California fires also burn boats
REDDING, Calif. — Even a lake didn’t provide safe harbor from erratic California wildfires.
With flames exploding around Whiskeytown Lake, an effort to save boats at a Northern California marina by untying them from moorings and pushing them to safety wasn’t swift enough to save them all.
Dozens of charred, twisted and melted boats were among the losses counted Thursday at Oak Bottom Marina as firefighters continued to battle flames.
Wildfires throughout the state have burned through tinder-dry brush and forest, forced thousands to evacuate homes and forced campers to pack up their tents at the height of summer.

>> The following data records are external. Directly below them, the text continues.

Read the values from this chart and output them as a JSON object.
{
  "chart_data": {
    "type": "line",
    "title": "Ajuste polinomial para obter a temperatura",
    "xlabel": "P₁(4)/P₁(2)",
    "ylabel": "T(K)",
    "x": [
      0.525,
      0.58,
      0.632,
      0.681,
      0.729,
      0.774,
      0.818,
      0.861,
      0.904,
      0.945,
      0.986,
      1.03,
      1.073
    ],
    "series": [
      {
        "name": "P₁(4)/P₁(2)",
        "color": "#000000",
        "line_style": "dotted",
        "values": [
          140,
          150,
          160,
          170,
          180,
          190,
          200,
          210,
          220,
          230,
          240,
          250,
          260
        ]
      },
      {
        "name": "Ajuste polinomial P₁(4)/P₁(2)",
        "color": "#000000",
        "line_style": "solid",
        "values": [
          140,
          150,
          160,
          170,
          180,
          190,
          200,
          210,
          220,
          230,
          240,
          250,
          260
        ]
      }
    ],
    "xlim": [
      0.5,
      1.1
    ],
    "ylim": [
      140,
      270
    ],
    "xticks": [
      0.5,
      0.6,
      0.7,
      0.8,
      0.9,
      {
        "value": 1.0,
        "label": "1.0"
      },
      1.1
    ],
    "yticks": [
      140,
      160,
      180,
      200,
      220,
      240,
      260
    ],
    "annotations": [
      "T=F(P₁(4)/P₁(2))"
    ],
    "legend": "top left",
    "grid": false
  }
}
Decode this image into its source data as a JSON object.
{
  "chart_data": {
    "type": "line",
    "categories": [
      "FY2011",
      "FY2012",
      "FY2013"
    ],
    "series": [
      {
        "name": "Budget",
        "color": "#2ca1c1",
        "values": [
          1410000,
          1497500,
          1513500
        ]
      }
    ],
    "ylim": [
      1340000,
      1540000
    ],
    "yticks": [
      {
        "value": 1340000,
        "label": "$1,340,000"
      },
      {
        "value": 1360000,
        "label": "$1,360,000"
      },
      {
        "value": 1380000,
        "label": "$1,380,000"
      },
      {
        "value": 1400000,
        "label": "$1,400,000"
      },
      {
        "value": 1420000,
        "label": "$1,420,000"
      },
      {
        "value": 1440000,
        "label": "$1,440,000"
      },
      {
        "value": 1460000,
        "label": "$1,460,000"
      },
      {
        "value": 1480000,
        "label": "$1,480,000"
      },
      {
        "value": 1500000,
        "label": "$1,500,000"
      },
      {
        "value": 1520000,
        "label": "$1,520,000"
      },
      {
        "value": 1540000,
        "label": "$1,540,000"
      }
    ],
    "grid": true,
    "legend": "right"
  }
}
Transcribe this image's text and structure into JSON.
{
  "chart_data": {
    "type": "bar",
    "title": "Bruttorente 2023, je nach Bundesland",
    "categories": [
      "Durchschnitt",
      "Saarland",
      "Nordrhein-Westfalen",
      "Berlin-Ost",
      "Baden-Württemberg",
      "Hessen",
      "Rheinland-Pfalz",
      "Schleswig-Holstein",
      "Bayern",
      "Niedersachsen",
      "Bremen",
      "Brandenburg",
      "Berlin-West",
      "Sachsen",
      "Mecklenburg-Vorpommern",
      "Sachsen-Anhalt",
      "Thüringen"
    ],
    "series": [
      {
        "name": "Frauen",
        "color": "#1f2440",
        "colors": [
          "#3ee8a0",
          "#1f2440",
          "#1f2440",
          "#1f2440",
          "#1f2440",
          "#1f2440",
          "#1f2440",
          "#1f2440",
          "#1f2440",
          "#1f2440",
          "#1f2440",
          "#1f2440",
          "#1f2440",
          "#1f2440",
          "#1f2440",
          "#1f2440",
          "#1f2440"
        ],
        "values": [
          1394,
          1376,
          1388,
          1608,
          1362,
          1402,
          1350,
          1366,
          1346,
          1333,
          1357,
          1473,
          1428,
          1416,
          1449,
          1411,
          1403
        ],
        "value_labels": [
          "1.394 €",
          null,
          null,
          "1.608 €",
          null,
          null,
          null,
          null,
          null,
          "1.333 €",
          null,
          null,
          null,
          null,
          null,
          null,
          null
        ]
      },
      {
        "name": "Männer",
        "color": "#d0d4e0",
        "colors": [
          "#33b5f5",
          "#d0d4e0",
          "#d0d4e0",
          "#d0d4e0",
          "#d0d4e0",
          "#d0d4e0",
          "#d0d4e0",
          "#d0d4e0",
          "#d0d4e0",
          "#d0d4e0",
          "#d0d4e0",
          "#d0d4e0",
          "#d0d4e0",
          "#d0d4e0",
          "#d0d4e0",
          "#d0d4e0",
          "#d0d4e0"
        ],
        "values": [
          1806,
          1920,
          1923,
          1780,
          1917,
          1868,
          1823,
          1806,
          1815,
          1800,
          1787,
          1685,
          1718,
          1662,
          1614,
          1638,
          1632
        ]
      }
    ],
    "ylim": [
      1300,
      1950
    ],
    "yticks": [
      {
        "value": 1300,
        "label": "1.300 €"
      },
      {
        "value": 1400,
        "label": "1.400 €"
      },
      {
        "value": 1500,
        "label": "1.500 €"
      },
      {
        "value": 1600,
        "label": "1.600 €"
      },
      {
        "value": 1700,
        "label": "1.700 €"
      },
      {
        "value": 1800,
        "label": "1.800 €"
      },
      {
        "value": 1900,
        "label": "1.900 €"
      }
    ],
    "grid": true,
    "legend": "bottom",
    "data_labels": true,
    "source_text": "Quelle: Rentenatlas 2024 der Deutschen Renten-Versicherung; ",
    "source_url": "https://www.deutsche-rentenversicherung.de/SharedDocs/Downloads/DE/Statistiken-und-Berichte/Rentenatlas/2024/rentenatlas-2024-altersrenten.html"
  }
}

“The only buildings left standing … right now are the fire station and a couple of restrooms,” said Fire Chief Mike Hebrard of the California Department of Forestry and Fire Protection. “The boat docks down there — all the way out in the water — 30 to
40 boats caught fire when the fire laid down on top of them last night and burned those up.”
The fire burning west of Redding, about 100 miles south of the Oregon state line, tripled in size overnight and then grew another 50 percent through the day to 45 square miles,
forcing residents to leave homes and also led to a hectic late-night evacuation of historic artifacts at a Gold Rush-era museum in a state park.
The so-called Carr Fire was just one of several blazes that have dispatched firefighters to all corners of the state amid an oppressive
heat wave.
A huge forest fire continued to grow outside Yosemite National Park. About 100 homes were still under threat in the San Francisco Bay community of Clayton, although firefighters had stopped the progress of a small fire there after one house burned.